The vampires had set fire to the warehouse, forcing her family farther out above ground, blocking any safe escape into the Wild.

They’d driven them out into the street. At the time, she hadn’t known where she was.

Now, she could see it in her mind’s eye.

Somewhere deep within the metropolis, underneath an overpass of the stacked roadways that hid the undesirable world from those above.

They’d run directly into a waiting squadron of humans. The sound of gunfire had echoed in her ears. Her mother had grabbed her arm. “Hide—shift! Be one of them—” And had pushed her down behind some crates by a wall.

In her head, time and time again, she replayed that night. In her dreams, in her nightmares, in her waking moments. She imagined herself being brave. She imagined herself standing up and saying no and fighting alongside her family.

Instead, she had done exactly what her mother had told her to do. She’d shifted her form into that of a human, crawling along the ground in the smoke and the dirt, glad that her clan generally wore the clothing common to human women. It made it easier to blend in if she needed to.

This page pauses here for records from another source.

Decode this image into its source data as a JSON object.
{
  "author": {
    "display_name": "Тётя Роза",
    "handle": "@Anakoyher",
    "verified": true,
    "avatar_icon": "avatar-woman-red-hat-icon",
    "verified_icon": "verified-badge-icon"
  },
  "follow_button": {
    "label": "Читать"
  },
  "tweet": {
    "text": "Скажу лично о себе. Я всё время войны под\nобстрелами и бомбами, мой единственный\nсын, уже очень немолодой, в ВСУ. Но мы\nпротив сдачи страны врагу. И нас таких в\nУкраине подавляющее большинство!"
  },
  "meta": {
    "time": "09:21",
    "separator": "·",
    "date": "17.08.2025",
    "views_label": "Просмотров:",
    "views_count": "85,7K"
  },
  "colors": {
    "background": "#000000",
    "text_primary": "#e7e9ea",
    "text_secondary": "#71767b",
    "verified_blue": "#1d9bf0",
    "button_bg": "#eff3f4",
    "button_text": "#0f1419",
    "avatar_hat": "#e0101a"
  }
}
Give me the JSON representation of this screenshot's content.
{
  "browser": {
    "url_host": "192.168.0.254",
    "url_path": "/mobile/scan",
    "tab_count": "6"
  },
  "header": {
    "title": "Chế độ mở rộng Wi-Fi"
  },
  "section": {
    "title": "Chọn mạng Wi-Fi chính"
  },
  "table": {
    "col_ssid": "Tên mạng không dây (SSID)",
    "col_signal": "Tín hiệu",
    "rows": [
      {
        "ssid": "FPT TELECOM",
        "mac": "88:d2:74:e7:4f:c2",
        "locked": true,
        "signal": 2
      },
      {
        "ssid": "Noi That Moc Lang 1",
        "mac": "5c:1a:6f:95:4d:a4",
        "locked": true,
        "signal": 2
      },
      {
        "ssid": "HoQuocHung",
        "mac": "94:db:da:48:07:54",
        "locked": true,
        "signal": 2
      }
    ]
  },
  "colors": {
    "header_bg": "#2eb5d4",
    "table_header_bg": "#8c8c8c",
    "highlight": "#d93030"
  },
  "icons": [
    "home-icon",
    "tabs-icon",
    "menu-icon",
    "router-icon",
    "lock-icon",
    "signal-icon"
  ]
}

And in that moment? She’d needed to.

She had been a coward that night.

But that was when she had heard his laugh.

The gunfire had ceased.

Nadi had stared up in awe at the overpass—at the time one of the many great twisting structures of the metropolis.

Road built over road built over road built over homes and offices and workshops.

A dizzying sea of twisting girders and metal that looked like madness made from straight lines and lit from stinky glowing flames in glass lamps on metal sticks.

The vampire from before—the one with the suit and the red eyes—had stood before her family. Her mother, father, brother, and two sisters. They had all been on their knees before him, bloody and covered in soot, her father already bleeding from a bullet wound in his side.

“Mm. I apologize for this. It really isn’t personal.” The vampire’s voice had been smooth. Calm. Friendly. As if this were any other day. “But, unfortunately, your brother has been testing our patience—and a message must be sent. So…here I am, the messenger—and you, the message.”

“You hideous, inbred bloodsucker . ” Her father had spat down at the vampire’s expensive shoes, defiant to the last.

The vampire laughed again. “Oh, my dear, sweet savage. As if I could be hurt by any insults you can levy against me.” He had strolled casually over to her brother and…snapped his neck with a sickening crunch.

Her mother’s scream would replay in Nadi’s mind for the rest of her life.

As would the look on her brother’s face as he fell lifelessly to the ground.

“ Damn you! ” Her father’s shouting had been pointless.

“It’s a shame my powers are useless on your kind.” The vampire had sighed. “I do hate getting my hands dirty. Though, I suppose it is nice to have the practice now and then. Now, do remember, your brother Luciento is to blame for this, not me.”

Nadi’s eldest sister had followed next.

Followed by the youngest.

None of the desperate pleas for mercy from her parents did any good. Nor did they do anything to change his calm, casual, friendly , demeanor.

The vampire had put an end to her mother’s suffering next before smiling warmly down at her father and shrugging. “Luciento knew the price he would pay for acting out of turn.”

Her father never had the chance to respond.

But Nadi’s terror had not ended yet. Because the vampire had then turned his attention to her . She was still cowering there, wearing the face of a human she had seen once, crying and weeping, bunched up in the corner of some crates against what she recognized now as bricks.

His expensive shoes had echoed on the cobblestones as he approached her. The silhouette he made against the light from the gas lamps still haunted her nightmares. “Wrong place, wrong time…” He chuckled, then said one more word to her. “ Run. ”

And she had.

But she’d decided, then and there, that she would carve that word into his skull as he died.

There was a knock on the door. “ Dinner. Ready? ” Fucking Hank again.

And he was summoning her to dinner.

With Raziel Nostrom.

Shutting her eyes, she took a deep breath in, held it, and let it out. Taking in the reflection of Monica one more time in the mirror, she braced herself. Yeah. She repeated the phrase in her mind that had kept her going all those years.

I am going to kill you, Raziel Nostrom.